Imagen de la campaña «Voces en igualdad»

Uno de los regalos estrella durante las pasadas navidades fue el «asistente digital por voz», esos aparatitos capaces de resolvernos cualquier duda e incluso de hacernos la lista de la compra.

Es curioso, o no, el nombre de esos asistentes por voz. El asistente virtual de Apple se llama Siri, el de Windows, Cortana, el de Amazon Alexa, Aura el de Telefónica, Bixby el de Samsung, Irene el de Renfe y Sara el de Correos.

Yo siempre me he preguntado porqué los GPS hablan en su mayoría con voz de mujer y ahora me preguntó porqué los asistentes virtuales tienen nombre y voz de mujer. La respuesta es sencilla; la voz de mujer está relacionada con alguien más sensible y cordial y, sobre todo, alguien dispuesto a cumplir órdenes. Parece que no nos damos cuenta de que los estereotipos de género están instaurados tan en nuestro interior y en el día a día que llegan a pasar desapercibidos. Hay diversas investigaciones que concluyen que los usuarios prefieren interactuar con mujeres porque, atención, «la voz femenina se percibe como servicial, mientras que la masculina se asocia a la autoridad». Con esto lo que se perpetua es la idea de que la mujer tiene que responder solícita a todo lo que cualquier persona necesite. Es un estereotipo de género o, lo que es lo mismo, una forma de machismo.
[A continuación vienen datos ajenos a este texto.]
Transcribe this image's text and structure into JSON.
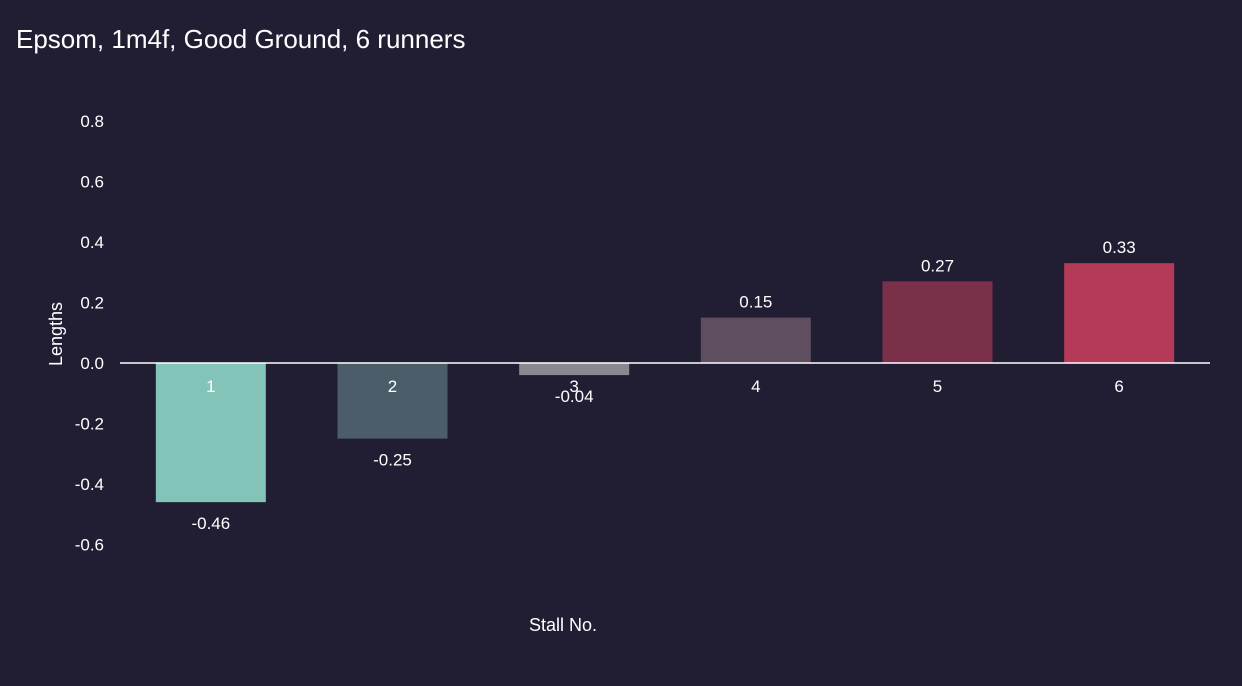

Ahora, la Confederación Nacional de Mujeres en Igualdad y la Asociación de Hombres por la Igualdad de Género (AHIGE) ha puesto en marcha el programa «Voces en igualdad». Piden que los asistentes virtuales dejen de tener voz de mujer y reivindicar así la igualdad de género. Y no va mal la cosa porque desde que se lanzó la iniciativa, entidades como Correos han decidido poner en marcha una voz masculina en su asistente; se llamará Alberto.

Resulta casi increíble que en el año 2019 las compañías no sean conscientes del grave perjuicio que causan a la igualdad y la no discriminación colocando voces solícitas y cálidas a sus asistentes digitales. Mucho avance tecnológico y poco avance en igualdad.

Que tomen nota las empresas. Las gafas moradas están al tanto de todo.